Movie Crawler: Scraping 100,000+ Movie Information

The data of movies record audiences' preferences and their attitude towards certain things. Gathering the movie info from relative websites, like IMDb and Rotten Tomatoes, will contribute to data analysis and data mining in the film industry. Generally speaking, the scraped data can be employed in some scenario:

· Analyzing the features of the target audience
· Obtaining public opinions to predict the coming trends
· Helping the Advertising Push

There are still more things that we can do with the movie data according to the needs. To help you fulfill data gathering, this article will introduce how to scrape the information from the IMDb Horror movie list, including director information, the cast of actors, and some other important information.

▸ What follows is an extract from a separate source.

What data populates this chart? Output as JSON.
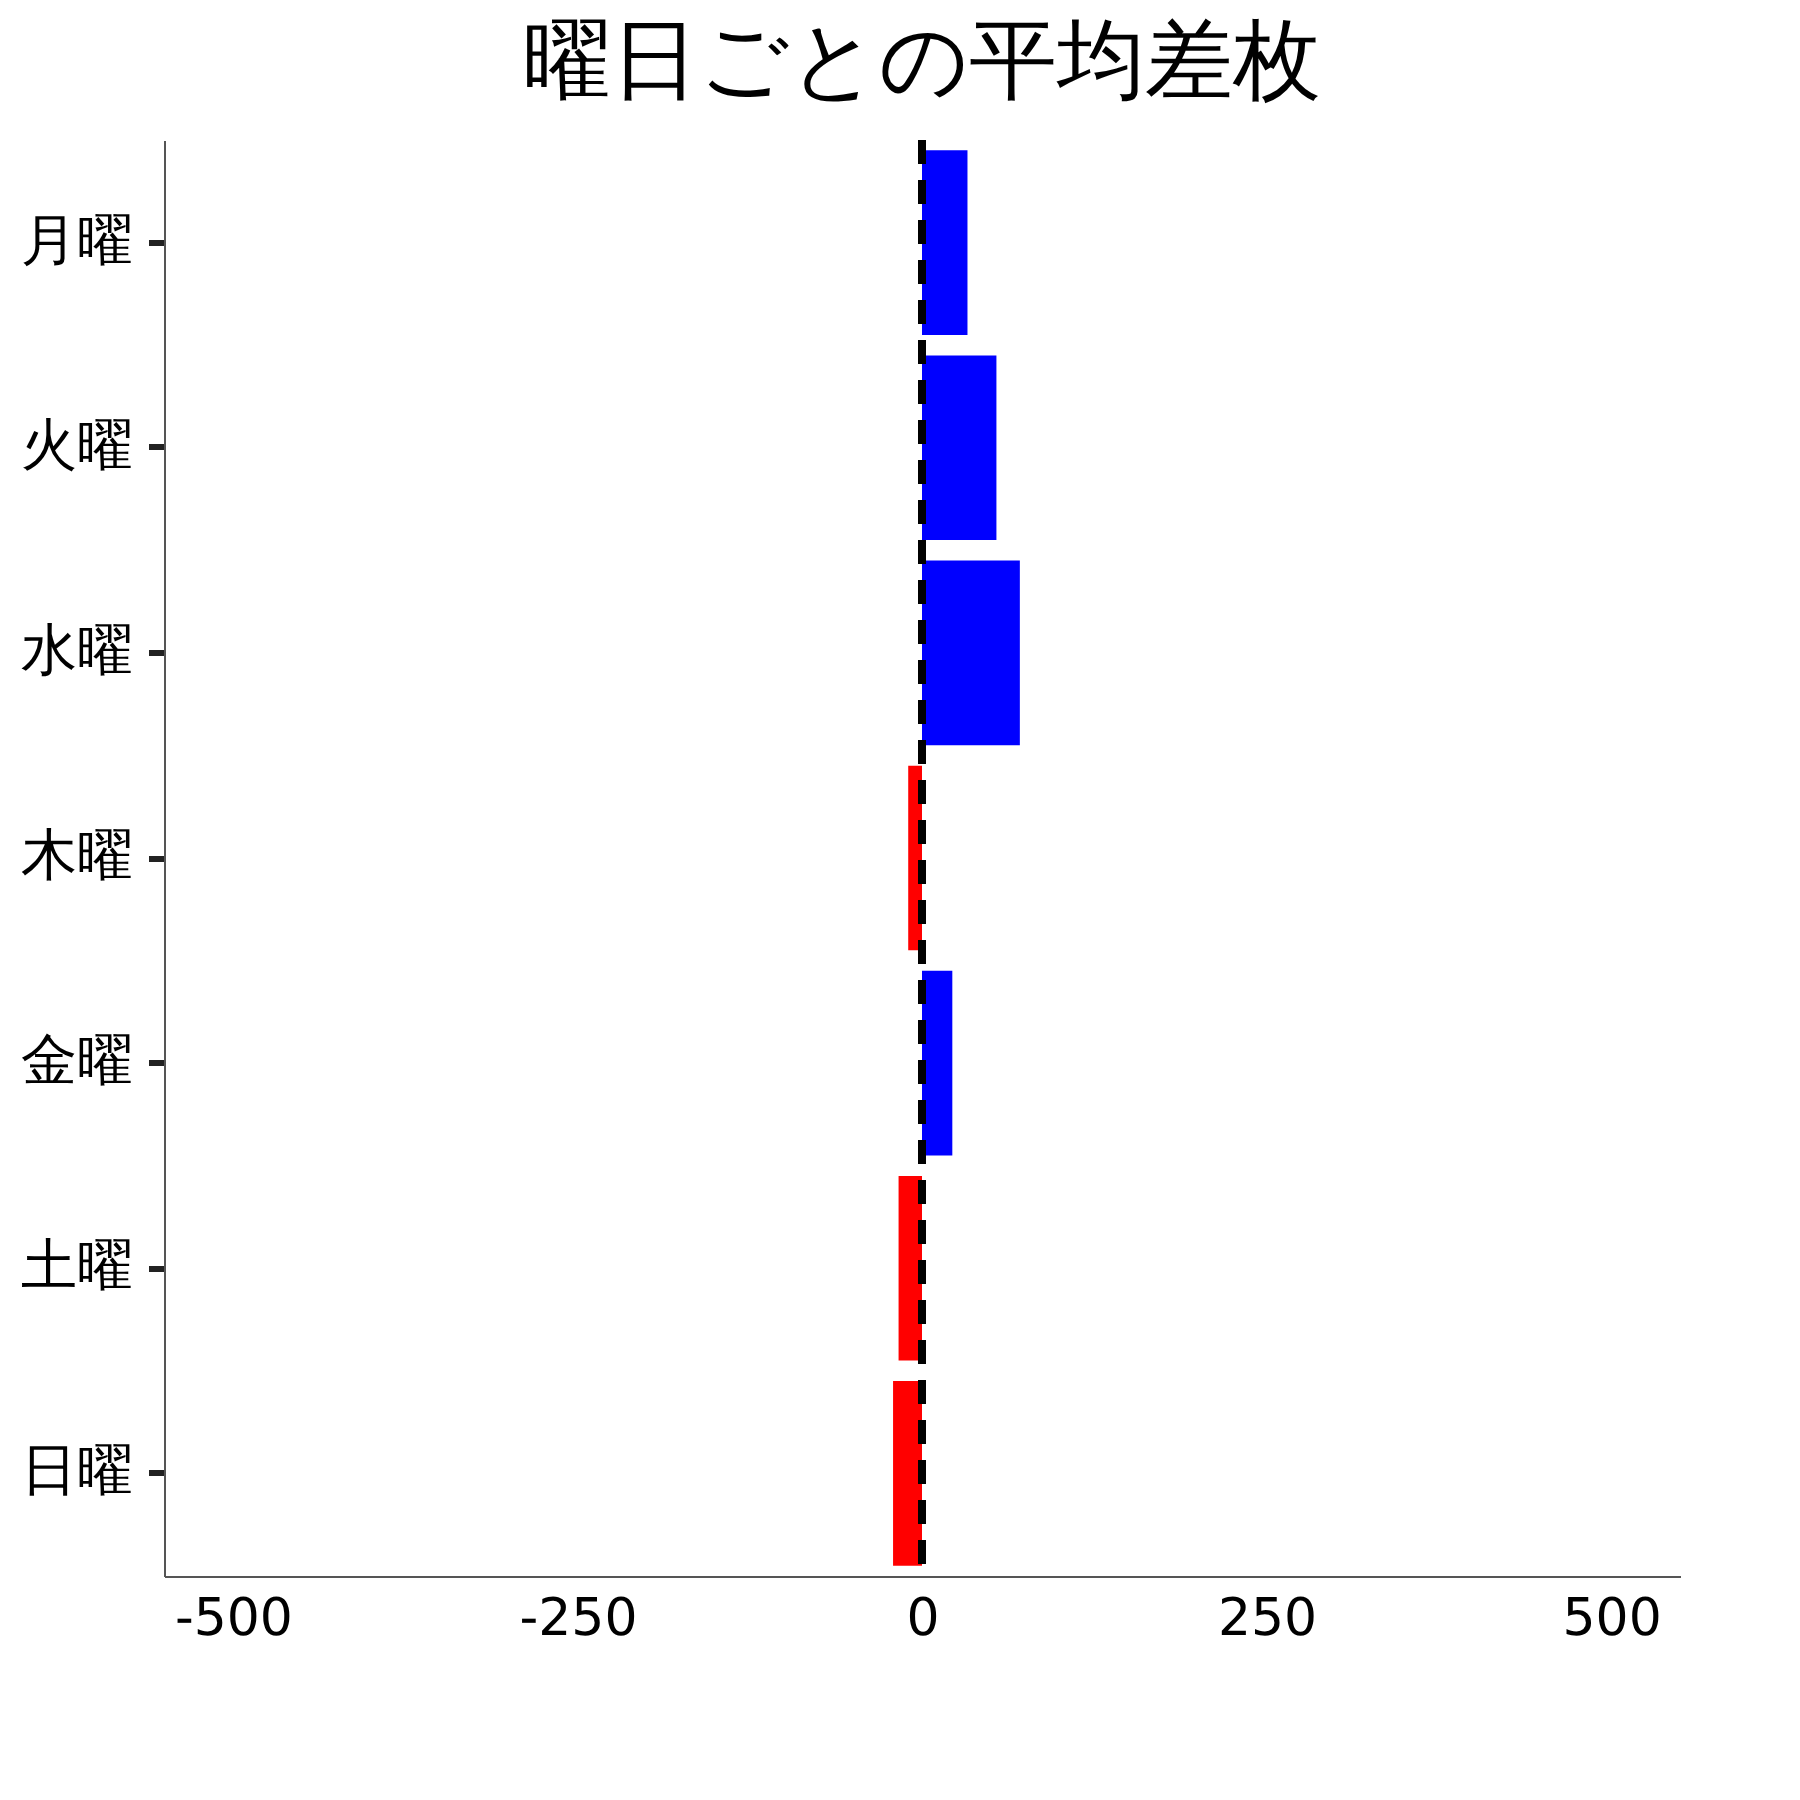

In this case, I’ll show you how to scrape the 134,555 Horror movie information from IMDb, using the link:

https://www.imdb.com/search/title/?genres=horror&start=51&explore=title_type,genres&ref_=adv_nxt

The goal of this web scraper is to find films that are listed on the Horror movie list, obtaining director information, the cast of actors, and some other important information.

Before getting started, please download Octoparse V7 on your computer to follow up. Besides, it’s highly recommended to learn the basic logic of using Octoparse.

Let’s get started

Step 1: Open the target website in the Octoparse built-in browser.

Simply click “+task” under the Advanced Mode.

Then, paste the URL to the box and click the “Save URL” button.

Step 2: Click to build a task to scrape the movie information.
After having the RUL opened in the Octoparse built-in browser, we can continue to build a pagination and a loop item to get the data.

Simply click the “next>>” element in the built-in browser and then click “Loop click selected element” on the Action Tips.

We can see the pagination has been built in the workflow.

If you want to make the Octoparse recognize the element you selected more precisely, you could simply revise the XPath. As we can see in the below picture, the XPath that Octoparse generated is //DIV[@class='nav']/DIV[2]/A[2]. We’d better change it to //a[contains(text(), "Next »")]

In this case, we need to scrape the data from the movie list, which says, we can directly create a loop item to extract the data.

Select one of the “blocks” on the browser, Octoparse can detect all the data fields in the blog you selected.

Then, select “Select all sub-elements”.

All the needed data are being selected by Octoparse and highlighted in red. Select “Select All” to continue.

Finally, we select “Extract data in the loop”.

Now, we have both the pagination and the loop item done in Octoparse. We can see the workflow of the task on the left side and the data that are displayed on the right side.

Step 3: Clean the data in Octoparse.

Before extracting data, we’d better clean the data to make our final result better. Simple need to click to delete the unwanted field and rename the description you need.

Step 4: Extract data
Simply click “Extract data” to get the data locally.

As local extraction utilizes your own computer resources, such as the CPU, internet speed, it works slower than using Octoparse cloud extraction.

Anyway, after creating the scraper, what you need to do is wait and get the data, more than 100,000 lines of movie data in about 2 hours.

With the above steps, I suppose, everyone, including those who have no programming background can easily build a movie crawler with Octoparse V7 and get more than 100,000 lines of the movie information. However, that's not the easiest way. Using Octoparse V8 could be much easier:

All in all, with data scraping, we can obtain the movie data online with any legal issue.

Apart from the data, the more important is about the skill you learned, which is extremely useful for doing the market research, keeping yourself updating, and many other things.